La fine della civiltà

La fine della civiltà

Riceviamo da Francesco Violi e pubblichiamo

Interpretare la situazione internazionale ma anche quella specifica dell’Italia e in particolare del nostro territorio è difficile. Stiamo, da qualche anno, assistendo  alla totale disgregazione della società Americana che, tramite il suo Presidente, ha rinnegato i valori fondanti dell’accoglienza, del lavoro e della libertà che la hanno reso grande la nazione fin dalla sua costituzione. Ma neanche da noi le cose stanno meglio, il governo autoreferenziale, descrive una realtà che non c’è, vede problemi dove non ci sono, mentre ignora quelli veri, fa finta di preoccuparsi dei problemi della gente ma ha come fine ultimo la propria sopravvivenza e il mantenimento del potere per sempre a discapito delle classi più deboli della popolazione che crede ciecamente, alla  descrizione degli eventi e della situazione economica e ambientale interpretata dai politici con l’aiuto di una serie di testate giornalistiche (quasi tutte) a loro favore, cadendo nella trappola della sostituzione etnica dovuta alla invasione africana, da perseguire con tutte le forze a disposizione anche a discapito delle leggi vigenti. La presenza di stranieri dalla pelle scura non passa inosservata. Tenuto conto che essi non votano, gli Italiani che votano, compresi quelli che votano sinistra, sono al 95% convinti che risolveranno i loro problemi quando cacceranno tutti gli stranieri dalle strade e dal lavoro rubato agli “Italiani” come i nostri governanti dicono.

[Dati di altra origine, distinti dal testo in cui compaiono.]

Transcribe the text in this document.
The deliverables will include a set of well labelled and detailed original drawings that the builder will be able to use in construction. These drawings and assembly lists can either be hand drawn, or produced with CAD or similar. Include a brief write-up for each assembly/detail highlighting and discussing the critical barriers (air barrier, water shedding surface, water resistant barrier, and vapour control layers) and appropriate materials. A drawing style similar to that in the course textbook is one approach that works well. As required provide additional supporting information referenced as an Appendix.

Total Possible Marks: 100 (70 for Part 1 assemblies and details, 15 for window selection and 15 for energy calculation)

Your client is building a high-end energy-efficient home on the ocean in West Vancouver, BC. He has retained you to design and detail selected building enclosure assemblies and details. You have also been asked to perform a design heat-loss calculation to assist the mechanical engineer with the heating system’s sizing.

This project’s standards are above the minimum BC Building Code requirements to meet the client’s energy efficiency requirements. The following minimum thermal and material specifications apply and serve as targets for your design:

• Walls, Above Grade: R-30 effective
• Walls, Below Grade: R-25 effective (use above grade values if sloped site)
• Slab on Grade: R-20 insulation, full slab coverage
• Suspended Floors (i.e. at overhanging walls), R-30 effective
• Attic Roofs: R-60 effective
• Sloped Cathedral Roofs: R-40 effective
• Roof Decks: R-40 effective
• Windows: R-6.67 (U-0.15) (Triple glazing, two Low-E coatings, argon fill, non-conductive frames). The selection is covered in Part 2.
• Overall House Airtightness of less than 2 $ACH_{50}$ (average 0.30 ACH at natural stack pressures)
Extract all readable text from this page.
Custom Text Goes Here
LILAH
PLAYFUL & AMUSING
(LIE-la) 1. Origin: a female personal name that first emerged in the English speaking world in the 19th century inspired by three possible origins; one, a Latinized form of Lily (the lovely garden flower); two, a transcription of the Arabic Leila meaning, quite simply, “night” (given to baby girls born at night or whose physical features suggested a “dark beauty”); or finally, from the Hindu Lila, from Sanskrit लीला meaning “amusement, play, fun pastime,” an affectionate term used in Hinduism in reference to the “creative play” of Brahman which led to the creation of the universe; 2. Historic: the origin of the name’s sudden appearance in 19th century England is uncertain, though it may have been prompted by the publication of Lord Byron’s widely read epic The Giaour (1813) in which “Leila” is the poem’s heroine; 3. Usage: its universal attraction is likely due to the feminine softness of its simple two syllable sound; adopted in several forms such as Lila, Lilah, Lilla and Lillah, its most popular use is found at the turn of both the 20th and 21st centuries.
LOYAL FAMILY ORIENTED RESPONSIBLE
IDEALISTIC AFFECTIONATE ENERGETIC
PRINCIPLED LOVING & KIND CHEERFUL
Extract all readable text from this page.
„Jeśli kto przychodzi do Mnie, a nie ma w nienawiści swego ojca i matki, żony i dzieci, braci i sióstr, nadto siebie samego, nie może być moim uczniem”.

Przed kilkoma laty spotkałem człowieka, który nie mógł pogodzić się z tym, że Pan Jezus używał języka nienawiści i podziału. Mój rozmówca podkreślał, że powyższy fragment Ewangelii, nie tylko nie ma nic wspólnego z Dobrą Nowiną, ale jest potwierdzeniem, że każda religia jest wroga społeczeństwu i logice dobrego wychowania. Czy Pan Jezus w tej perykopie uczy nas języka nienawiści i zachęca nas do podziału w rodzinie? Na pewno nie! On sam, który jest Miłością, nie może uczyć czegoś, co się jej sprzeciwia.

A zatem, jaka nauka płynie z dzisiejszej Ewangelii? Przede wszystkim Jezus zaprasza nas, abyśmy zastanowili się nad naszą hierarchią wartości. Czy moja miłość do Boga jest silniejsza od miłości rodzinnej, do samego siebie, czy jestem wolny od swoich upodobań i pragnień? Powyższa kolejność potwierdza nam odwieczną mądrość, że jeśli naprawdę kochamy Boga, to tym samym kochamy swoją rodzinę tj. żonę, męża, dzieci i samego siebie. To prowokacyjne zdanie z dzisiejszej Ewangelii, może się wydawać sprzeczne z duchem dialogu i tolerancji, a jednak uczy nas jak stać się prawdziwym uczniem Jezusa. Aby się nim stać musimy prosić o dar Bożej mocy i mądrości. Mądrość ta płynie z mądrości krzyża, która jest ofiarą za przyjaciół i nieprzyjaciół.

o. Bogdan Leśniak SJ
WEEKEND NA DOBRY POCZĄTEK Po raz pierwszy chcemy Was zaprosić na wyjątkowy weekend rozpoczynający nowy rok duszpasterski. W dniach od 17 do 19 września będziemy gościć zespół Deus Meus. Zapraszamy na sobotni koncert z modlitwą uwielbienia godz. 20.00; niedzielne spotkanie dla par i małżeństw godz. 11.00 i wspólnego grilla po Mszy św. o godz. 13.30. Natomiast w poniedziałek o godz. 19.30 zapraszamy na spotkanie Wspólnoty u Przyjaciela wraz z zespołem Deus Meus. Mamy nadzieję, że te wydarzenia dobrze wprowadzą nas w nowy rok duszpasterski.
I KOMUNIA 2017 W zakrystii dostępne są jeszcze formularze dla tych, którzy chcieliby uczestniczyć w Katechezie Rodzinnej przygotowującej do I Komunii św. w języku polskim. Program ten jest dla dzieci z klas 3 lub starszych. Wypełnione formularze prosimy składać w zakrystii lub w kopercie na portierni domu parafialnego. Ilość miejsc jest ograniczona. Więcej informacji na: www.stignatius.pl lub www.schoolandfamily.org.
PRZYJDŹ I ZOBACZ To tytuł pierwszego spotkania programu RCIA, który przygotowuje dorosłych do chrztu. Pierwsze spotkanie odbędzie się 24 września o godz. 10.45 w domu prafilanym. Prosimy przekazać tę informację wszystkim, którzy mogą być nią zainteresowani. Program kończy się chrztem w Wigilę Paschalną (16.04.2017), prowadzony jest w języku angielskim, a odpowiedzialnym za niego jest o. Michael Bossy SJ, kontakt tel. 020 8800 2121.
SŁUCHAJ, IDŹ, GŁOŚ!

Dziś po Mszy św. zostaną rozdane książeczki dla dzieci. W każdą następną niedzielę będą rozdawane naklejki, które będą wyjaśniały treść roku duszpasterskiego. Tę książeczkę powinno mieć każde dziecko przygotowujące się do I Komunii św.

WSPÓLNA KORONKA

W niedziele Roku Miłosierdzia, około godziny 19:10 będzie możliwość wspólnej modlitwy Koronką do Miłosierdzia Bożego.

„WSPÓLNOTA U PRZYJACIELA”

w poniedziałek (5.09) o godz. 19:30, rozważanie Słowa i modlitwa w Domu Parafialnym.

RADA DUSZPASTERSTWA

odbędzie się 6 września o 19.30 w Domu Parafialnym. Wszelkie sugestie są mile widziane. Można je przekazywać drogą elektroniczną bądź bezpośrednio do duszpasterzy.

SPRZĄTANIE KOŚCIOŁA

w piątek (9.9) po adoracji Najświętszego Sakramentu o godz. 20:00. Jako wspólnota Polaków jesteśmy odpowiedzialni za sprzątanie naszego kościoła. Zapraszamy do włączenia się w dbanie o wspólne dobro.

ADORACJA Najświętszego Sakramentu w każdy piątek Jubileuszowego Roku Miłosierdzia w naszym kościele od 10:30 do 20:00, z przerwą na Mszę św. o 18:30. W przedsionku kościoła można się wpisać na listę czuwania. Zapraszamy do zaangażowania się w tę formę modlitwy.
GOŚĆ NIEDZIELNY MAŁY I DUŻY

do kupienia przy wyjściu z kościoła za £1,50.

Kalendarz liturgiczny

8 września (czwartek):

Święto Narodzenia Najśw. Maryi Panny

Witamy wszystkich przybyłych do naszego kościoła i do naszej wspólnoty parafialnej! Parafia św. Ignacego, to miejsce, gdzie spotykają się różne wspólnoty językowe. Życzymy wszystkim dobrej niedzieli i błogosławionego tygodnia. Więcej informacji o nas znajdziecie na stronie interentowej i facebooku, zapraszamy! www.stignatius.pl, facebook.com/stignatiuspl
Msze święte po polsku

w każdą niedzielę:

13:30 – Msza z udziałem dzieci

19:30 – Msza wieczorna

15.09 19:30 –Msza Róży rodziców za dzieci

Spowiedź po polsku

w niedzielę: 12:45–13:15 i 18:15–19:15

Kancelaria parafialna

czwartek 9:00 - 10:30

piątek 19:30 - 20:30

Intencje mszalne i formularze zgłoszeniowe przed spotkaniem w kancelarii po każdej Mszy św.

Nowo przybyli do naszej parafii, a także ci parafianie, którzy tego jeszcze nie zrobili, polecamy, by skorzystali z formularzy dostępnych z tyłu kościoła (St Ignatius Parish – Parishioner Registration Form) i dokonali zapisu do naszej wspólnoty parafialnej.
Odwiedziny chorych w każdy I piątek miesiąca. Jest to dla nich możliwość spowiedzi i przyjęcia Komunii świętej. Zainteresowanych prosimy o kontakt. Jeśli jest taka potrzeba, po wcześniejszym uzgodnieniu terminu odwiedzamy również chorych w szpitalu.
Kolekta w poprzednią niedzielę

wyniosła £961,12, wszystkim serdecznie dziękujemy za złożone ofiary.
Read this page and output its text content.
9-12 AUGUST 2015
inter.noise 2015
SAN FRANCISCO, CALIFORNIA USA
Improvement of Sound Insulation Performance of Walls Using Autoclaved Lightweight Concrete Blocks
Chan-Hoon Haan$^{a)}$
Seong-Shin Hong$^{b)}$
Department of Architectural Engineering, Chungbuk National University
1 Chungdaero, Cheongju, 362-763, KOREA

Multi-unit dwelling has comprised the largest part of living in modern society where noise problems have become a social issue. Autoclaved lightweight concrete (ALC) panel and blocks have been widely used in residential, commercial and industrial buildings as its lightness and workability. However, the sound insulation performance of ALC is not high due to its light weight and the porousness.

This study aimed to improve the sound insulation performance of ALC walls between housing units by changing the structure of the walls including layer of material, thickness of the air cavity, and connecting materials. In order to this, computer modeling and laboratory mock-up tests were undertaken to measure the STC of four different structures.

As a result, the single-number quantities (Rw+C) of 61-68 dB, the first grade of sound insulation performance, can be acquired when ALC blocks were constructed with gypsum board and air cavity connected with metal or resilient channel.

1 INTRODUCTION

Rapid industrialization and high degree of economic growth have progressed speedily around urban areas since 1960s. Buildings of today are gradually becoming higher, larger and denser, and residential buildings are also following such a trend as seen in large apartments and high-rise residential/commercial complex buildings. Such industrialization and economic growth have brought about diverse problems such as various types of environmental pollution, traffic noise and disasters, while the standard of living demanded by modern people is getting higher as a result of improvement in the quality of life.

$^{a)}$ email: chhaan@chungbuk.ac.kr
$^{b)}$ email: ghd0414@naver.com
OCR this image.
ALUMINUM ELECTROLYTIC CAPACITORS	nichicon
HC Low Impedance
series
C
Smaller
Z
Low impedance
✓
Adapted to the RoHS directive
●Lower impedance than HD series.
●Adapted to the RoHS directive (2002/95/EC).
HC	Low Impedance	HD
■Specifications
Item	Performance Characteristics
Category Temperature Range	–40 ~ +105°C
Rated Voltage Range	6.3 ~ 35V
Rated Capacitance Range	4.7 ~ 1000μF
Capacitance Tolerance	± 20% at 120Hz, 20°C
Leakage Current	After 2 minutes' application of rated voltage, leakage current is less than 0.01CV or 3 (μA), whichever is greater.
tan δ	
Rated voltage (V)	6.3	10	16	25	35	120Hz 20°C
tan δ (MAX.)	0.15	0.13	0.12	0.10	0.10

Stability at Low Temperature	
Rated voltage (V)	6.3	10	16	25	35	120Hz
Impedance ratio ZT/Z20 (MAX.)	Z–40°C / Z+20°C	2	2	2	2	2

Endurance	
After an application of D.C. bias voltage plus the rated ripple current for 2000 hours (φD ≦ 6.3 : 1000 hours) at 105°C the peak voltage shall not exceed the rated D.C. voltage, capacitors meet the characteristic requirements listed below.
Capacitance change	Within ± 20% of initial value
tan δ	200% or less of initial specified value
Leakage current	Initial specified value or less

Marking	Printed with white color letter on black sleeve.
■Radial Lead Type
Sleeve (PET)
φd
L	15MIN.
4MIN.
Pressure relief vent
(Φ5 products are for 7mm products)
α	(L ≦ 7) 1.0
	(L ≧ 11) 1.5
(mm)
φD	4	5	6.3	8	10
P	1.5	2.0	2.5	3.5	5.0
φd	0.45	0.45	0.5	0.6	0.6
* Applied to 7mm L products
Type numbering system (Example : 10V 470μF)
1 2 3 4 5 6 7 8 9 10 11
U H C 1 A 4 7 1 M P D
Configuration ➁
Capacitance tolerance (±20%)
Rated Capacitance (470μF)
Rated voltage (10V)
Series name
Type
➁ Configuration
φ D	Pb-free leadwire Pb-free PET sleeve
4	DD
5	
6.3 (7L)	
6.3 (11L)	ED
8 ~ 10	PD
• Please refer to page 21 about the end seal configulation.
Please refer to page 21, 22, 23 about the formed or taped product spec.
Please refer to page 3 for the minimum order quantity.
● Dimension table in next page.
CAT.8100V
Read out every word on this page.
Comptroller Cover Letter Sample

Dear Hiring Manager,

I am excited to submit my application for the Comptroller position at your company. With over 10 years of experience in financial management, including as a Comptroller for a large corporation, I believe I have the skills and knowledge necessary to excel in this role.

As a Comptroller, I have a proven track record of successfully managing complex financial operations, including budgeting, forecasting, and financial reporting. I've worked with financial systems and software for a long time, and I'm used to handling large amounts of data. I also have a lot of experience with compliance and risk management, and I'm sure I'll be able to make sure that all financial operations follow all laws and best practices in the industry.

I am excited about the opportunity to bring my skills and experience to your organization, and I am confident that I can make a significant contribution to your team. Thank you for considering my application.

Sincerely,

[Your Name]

Ma non è una solo una convinzione che deriva da una lettura analitica dei giornali, perché gli Italiani non li leggono, neanche quelli online, è una paura ancestrale per il diverso che viene ad appropriarsi di quello che era nostro. Su questo fanno leva i partiti di governo per aumentare i consensi ma non basta, gli Italiani si fidano di un “para…” che si è dato alla politica con idee che sarebbero antiquate anche per i contemporanei di S, Francesco di Assisi ma anche di Giulio Cesare. Egli vincerà le elezioni, senza un programma, senza un futuro per la nazione, non dal punto di vista economico, non da punto di vista del progresso scientifico e culturale, e nemmeno dal punto di vista sociale, visti i retaggi della sua retorica. Basta che si gridi al complotto scientifico, contro le fonti rinnovabili e contro il Green Deel della C. E. che, secondo la stragrande maggioranza degli Italiani, è stato fatto per fregarli, con la sostituzione dei veicoli termici, altro che per salvare dal riscaldamento globale!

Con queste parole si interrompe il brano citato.